Detail-oriented MSc candidate in Artificial Intelligence with experience developing production-level machine learning systems, specialising in computer vision, deep learning and time-series modelling. Skilled in Python and contemporary ML frameworks, delivering measurable performance improvements and end-to-end data pipelines. Seeking a Machine Learning Engineer position to implement reliable, data-driven solutions.
YOLO Object Detection & Synthetic Dataset Generation
• Built an object detection model with YOLO and PyTorch that reached around 90% accuracy on a custom dataset.

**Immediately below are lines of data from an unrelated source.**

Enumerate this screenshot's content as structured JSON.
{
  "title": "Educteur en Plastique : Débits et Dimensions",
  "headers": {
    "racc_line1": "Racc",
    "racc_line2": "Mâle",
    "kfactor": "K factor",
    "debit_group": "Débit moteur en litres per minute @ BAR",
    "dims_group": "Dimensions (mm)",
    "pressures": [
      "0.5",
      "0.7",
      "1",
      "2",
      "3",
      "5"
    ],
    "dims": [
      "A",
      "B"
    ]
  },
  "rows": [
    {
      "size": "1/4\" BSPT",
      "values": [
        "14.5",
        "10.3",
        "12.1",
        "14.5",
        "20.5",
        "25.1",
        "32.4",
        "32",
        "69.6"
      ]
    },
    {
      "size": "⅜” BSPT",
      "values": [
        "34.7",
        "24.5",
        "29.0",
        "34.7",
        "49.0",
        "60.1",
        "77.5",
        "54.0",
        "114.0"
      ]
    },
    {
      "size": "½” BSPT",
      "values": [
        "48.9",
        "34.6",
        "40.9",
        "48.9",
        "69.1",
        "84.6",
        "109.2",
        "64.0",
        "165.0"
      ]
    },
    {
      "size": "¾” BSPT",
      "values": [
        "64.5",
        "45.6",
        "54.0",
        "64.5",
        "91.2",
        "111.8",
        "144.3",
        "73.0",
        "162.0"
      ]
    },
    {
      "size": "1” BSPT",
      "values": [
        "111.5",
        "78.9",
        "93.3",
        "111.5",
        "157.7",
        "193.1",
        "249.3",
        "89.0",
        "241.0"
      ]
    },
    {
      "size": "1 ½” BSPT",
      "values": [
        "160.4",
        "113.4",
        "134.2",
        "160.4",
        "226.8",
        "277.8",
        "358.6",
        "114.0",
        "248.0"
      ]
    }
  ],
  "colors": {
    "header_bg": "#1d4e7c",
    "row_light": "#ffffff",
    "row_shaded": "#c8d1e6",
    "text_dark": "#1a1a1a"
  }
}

• Generated 4,000+ synthetic training images with automated annotation to overcome limited real-world data, then improved results through data augmentation and model tuning.
Blockchain-Enabled Hyperlocal Air Quality Monitoring
• Designed a privacy-preserving IoT system for street-level air monitoring in Bristol, using LoRaWAN sensors, Raspberry Pi edge gateways and a random forest model to calibrate low-cost sensors locally so raw data never leaves the neighbourhood.
• Added a blockchain audit layer for tamper-proof data-access logging and a generative design (genetic algorithm) solver to optimise sensor placement for health coverage and privacy, at ~1/20th the cost of a reference station.
Malicious URL Detector (Django)
• Built a web app classifying URLs as safe or malicious, integrating the VirusTotal API for real-time threat analysis.